Le geôlier eut un regard narquois.

– C’est votre maître lui-même qui m’ouvrira les portes, continua Pardaillan.

– Mon maître? fit le geôlier qui crut devoir se départir de sa consigne.

– Oui, le gouverneur, M. de Guitalens.

– Et vous dites que le gouverneur vous ouvrira les portes?

– Lui-même!

Le geôlier hocha la tête et se retira en songeant:

«C’est un autre genre de folie; mais au moins, cette fois, c’est de la folie douce.»

Le lendemain matin, de très bonne heure, il arriva dans le cachot en disant:

– Eh bien! cette révélation, est-elle écrite? M. le gouverneur peut-il venir la chercher?

– Pas encore!… Vous comprenez… il faut que je me rappelle bien tout!

– Hâtez-vous, en ce cas… M. le gouverneur est impatient!

– Bon! Dites-lui que pour avoir attendu, il n’en sera que mieux servi selon ses mérites. Je vous jure qu’il sera content.

– Au point de vous ouvrir les portes lui-même! ricana le geôlier en se retirant.

Pardaillan demeuré seul approcha l’escabeau de la fenêtre, se hâta d’y monter et colla vivement son visage aux barreaux.

Qu’espérait-il? Quelle pensée avait soudain illuminé son désespoir?

Cette pensée devait être bien puissante, car parfois il frissonnait.

Toute la journée, il inspecta du haut de son escabeau les abords de la prison… Il aperçut à deux ou trois reprises son chien qui errait, et murmura avec un sourire attendri:

– Pauvre Pipeau!…

Soudain, comme il prononçait ce mot, il étouffa un cri de joie folle.

– J’ai trouvé! s’écria-t-il en descendant de son escabeau. J’ai trouvé!…

Et il se mit à courir follement autour de son cachot; le condamné à qui on apporte sa grâce éprouve de ces joies puissantes où le corps éprouve le besoin de se démener, de crainte que le cerveau n’éclate.

Ce fut ainsi que le geôlier le trouva.

– Eh bien, ce papier? fit-il sans conviction.

Car, de plus en plus, il était persuadé que le prisonnier était devenu fou.

– Demain matin! fit Pardaillan.

Le geôlier renouvela la provision d’eau, déposa sur la cruche la ration de pain et se retira.

Aussitôt, Pardaillan saisit l’une des deux feuilles de papier qui lui avaient été remises et se mit à écrire une dizaine de lignes.

Alors, il plia soigneusement le papier et le cacha dans son pourpoint.
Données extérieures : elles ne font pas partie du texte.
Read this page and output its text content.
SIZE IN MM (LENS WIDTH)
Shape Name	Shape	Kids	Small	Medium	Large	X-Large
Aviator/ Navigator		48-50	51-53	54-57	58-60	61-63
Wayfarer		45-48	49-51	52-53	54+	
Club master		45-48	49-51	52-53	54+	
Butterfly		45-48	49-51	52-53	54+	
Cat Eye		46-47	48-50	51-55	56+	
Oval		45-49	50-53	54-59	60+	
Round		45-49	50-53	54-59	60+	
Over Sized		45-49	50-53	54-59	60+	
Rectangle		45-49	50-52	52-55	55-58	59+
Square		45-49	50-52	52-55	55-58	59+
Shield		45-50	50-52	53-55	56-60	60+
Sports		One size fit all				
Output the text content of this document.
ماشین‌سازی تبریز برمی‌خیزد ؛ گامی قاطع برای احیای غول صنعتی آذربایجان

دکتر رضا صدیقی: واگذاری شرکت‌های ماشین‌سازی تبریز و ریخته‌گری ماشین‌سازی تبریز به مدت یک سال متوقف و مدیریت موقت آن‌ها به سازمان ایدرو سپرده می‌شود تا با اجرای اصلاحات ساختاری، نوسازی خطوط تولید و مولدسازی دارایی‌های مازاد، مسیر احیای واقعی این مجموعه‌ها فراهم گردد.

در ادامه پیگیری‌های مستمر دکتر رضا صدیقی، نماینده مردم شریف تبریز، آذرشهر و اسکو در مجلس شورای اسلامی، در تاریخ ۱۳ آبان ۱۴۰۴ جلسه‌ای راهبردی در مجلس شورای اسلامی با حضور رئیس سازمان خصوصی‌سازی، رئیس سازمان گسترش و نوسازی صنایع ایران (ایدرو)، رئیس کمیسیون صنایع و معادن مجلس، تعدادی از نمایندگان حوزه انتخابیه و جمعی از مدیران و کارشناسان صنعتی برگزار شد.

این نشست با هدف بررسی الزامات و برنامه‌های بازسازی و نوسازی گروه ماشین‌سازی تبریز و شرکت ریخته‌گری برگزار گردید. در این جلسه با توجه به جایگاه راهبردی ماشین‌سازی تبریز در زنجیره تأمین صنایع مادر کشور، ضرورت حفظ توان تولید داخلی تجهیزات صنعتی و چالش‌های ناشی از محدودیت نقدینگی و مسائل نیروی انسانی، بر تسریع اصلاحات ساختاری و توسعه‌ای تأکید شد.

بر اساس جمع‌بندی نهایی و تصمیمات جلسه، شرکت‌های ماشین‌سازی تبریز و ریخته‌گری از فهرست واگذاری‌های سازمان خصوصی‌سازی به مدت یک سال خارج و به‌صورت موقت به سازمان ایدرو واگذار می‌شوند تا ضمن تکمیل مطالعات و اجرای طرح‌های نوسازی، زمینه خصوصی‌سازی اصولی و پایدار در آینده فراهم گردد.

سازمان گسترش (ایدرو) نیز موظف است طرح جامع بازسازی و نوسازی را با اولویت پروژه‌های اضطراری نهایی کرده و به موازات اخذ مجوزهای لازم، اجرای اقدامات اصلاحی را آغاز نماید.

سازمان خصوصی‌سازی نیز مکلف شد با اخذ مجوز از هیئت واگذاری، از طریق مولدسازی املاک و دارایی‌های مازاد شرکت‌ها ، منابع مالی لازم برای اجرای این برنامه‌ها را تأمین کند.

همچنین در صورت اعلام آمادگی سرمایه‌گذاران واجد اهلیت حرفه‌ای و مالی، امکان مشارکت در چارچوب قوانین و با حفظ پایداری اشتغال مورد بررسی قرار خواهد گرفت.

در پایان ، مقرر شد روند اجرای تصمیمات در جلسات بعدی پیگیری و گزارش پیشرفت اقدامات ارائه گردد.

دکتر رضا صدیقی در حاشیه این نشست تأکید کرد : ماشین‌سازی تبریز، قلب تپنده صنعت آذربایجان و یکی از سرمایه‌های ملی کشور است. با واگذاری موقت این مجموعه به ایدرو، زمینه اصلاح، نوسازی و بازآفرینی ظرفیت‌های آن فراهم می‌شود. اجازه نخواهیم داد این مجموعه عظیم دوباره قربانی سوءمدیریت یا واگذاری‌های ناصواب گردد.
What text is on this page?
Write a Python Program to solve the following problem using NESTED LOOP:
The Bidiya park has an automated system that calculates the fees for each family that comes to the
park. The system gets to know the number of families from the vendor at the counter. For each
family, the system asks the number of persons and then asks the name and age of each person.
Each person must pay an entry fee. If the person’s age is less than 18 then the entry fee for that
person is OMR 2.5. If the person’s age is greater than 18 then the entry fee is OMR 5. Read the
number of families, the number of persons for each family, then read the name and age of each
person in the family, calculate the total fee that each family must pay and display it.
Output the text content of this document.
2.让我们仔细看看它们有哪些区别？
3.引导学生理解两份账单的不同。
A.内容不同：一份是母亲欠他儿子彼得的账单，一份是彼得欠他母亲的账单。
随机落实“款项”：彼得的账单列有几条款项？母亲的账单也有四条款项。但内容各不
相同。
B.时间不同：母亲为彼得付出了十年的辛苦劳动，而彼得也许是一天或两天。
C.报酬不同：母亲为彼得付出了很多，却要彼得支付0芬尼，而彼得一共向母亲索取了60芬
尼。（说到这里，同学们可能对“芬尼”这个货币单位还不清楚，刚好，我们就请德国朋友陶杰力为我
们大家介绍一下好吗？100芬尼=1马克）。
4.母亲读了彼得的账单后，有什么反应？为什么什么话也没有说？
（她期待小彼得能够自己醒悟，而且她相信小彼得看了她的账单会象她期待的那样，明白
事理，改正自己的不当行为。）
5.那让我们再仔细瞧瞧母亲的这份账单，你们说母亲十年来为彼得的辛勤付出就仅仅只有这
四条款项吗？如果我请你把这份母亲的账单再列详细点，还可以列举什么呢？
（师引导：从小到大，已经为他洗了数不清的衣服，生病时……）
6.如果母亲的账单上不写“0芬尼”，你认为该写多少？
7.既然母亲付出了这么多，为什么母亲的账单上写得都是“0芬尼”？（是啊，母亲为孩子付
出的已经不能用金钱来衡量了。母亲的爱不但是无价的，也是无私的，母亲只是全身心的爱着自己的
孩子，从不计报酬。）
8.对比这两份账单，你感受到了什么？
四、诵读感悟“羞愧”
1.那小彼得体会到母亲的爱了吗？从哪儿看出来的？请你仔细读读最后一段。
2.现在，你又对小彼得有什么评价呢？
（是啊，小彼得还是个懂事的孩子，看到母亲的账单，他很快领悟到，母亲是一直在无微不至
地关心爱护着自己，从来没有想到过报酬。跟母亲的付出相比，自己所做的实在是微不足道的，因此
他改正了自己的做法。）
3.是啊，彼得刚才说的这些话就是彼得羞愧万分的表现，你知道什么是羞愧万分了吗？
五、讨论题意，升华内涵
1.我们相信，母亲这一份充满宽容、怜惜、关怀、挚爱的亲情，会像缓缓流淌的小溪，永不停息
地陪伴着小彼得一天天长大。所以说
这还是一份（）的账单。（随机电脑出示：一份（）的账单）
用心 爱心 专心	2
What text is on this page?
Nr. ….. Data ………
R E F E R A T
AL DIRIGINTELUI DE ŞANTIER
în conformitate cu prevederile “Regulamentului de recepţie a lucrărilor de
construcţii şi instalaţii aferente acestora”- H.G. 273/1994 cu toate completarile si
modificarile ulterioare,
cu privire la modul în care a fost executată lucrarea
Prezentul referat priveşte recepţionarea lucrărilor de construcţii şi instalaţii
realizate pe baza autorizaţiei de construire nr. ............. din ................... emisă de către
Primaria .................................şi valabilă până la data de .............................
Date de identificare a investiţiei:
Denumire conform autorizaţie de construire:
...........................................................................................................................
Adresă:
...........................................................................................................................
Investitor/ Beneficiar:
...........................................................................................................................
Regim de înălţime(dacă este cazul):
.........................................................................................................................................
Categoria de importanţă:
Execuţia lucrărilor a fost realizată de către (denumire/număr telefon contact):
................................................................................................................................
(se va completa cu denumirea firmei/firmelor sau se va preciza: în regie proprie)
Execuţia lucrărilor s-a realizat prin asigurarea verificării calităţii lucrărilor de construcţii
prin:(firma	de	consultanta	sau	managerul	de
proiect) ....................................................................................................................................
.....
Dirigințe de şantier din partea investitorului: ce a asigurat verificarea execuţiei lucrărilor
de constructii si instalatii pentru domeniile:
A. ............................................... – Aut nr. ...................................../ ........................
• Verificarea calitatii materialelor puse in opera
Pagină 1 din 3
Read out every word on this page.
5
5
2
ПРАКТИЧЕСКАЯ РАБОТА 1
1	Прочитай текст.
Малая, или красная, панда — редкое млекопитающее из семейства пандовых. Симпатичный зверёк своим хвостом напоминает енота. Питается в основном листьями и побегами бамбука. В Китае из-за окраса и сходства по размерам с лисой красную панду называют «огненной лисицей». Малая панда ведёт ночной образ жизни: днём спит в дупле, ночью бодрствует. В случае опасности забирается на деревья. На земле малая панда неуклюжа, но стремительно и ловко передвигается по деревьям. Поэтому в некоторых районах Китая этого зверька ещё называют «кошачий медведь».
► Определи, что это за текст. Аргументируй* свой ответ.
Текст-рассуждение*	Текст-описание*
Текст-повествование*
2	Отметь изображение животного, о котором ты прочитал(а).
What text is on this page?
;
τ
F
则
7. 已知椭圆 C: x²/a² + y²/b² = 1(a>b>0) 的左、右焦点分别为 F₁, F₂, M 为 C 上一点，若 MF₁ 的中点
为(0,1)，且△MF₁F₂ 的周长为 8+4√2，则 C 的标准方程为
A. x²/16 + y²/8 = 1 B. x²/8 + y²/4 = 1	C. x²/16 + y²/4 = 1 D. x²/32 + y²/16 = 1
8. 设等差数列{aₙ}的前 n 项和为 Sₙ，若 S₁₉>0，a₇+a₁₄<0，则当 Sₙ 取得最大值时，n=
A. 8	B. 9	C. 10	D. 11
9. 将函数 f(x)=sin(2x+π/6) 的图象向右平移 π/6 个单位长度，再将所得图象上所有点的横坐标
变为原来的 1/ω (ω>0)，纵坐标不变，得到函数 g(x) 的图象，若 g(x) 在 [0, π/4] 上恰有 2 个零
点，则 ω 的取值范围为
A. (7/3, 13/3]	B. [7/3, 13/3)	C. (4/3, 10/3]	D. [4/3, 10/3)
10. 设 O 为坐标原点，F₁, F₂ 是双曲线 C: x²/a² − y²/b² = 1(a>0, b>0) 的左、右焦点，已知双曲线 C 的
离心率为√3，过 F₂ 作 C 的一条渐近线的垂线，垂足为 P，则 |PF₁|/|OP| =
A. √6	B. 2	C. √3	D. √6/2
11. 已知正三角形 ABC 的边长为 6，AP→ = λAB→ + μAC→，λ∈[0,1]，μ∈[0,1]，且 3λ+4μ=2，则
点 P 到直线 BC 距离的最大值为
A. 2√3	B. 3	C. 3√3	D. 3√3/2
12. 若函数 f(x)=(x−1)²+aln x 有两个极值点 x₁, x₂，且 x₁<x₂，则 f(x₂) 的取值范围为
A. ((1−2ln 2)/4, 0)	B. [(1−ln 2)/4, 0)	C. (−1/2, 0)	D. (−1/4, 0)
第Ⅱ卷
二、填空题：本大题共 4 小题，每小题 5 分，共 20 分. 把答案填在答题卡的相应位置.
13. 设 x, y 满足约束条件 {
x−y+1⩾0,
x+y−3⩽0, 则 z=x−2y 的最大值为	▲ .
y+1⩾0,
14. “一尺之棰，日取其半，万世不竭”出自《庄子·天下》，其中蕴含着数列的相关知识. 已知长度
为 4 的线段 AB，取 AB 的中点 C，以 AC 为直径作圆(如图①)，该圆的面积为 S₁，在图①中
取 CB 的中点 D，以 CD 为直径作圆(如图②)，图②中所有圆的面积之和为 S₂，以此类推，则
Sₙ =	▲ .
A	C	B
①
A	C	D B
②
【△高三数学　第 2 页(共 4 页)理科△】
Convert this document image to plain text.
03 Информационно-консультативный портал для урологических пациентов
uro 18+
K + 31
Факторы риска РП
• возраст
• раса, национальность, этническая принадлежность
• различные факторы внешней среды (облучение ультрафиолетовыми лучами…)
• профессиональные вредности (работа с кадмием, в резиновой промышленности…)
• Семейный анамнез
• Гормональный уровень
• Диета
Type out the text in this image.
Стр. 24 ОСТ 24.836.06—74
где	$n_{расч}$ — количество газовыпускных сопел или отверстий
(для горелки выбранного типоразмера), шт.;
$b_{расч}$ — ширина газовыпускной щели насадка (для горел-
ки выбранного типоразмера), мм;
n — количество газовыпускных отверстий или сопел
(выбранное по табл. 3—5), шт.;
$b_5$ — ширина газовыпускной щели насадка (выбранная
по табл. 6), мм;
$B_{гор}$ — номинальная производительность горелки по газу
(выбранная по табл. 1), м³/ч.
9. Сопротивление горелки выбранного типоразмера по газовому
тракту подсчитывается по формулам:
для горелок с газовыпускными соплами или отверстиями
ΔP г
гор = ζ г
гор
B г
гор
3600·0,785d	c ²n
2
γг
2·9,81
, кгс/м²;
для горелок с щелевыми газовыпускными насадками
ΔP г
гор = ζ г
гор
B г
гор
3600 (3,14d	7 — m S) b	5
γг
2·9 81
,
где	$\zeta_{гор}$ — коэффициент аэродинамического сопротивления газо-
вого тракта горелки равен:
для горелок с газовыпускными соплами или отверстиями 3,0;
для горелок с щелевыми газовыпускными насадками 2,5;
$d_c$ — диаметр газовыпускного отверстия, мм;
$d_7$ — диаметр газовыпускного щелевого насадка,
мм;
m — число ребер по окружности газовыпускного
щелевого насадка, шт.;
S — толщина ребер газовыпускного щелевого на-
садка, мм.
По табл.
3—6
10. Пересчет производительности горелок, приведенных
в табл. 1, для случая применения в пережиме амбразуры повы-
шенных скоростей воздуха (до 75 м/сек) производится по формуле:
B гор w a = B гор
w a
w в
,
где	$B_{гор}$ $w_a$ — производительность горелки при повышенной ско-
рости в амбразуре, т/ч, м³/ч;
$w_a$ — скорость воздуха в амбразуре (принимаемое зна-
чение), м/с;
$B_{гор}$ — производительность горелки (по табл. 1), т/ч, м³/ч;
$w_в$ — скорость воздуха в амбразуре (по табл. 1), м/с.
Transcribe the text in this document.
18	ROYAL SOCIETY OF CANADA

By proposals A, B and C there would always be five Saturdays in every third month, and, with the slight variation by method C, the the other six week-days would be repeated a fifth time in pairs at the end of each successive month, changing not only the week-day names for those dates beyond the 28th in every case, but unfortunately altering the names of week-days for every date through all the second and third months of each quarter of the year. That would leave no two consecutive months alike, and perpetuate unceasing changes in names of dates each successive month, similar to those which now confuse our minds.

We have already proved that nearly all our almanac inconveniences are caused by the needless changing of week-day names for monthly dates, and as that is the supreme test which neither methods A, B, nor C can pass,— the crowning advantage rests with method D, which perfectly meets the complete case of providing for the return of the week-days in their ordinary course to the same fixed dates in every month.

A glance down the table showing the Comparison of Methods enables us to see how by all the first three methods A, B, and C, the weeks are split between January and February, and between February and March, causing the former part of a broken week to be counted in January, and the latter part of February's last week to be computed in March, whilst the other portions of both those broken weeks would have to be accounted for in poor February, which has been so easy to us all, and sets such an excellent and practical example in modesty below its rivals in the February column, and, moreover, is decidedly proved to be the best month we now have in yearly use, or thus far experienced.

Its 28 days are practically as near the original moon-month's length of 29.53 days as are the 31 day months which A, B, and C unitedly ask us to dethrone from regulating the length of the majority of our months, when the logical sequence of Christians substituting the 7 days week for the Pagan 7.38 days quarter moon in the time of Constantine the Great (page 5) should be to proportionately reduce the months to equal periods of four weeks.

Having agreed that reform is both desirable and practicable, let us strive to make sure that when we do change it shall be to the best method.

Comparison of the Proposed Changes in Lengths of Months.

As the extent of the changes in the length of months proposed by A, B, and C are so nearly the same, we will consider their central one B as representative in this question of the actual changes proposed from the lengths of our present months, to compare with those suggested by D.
Cela fait, à coups de talon, il brisa l’un des carreaux qui dans un angle du cachot remplaçaient les dalles, choisit un morceau assez lourd de ce grès et le cacha soigneusement dans son pourpoint.

Alors, il s’étendit sur sa paille, ferma les yeux et se tint immobile pour se forcer à la tranquillité, et aussi pour achever d’élaborer son plan.

Il passa dans cette position le reste de la journée et toute la nuit; mais s’il eut constamment les yeux fermés, il ne dormit pas un instant; s’il garda une immobilité de statue, sa pensée bouillonnait.

Le lendemain matin, Pardaillan, très calme et très froid, en apparence, prit la feuille de papier qui lui restait, c’est-à-dire celle sur laquelle il n’avait rien écrit.

[19] Chevalet: ancien instrument de torture.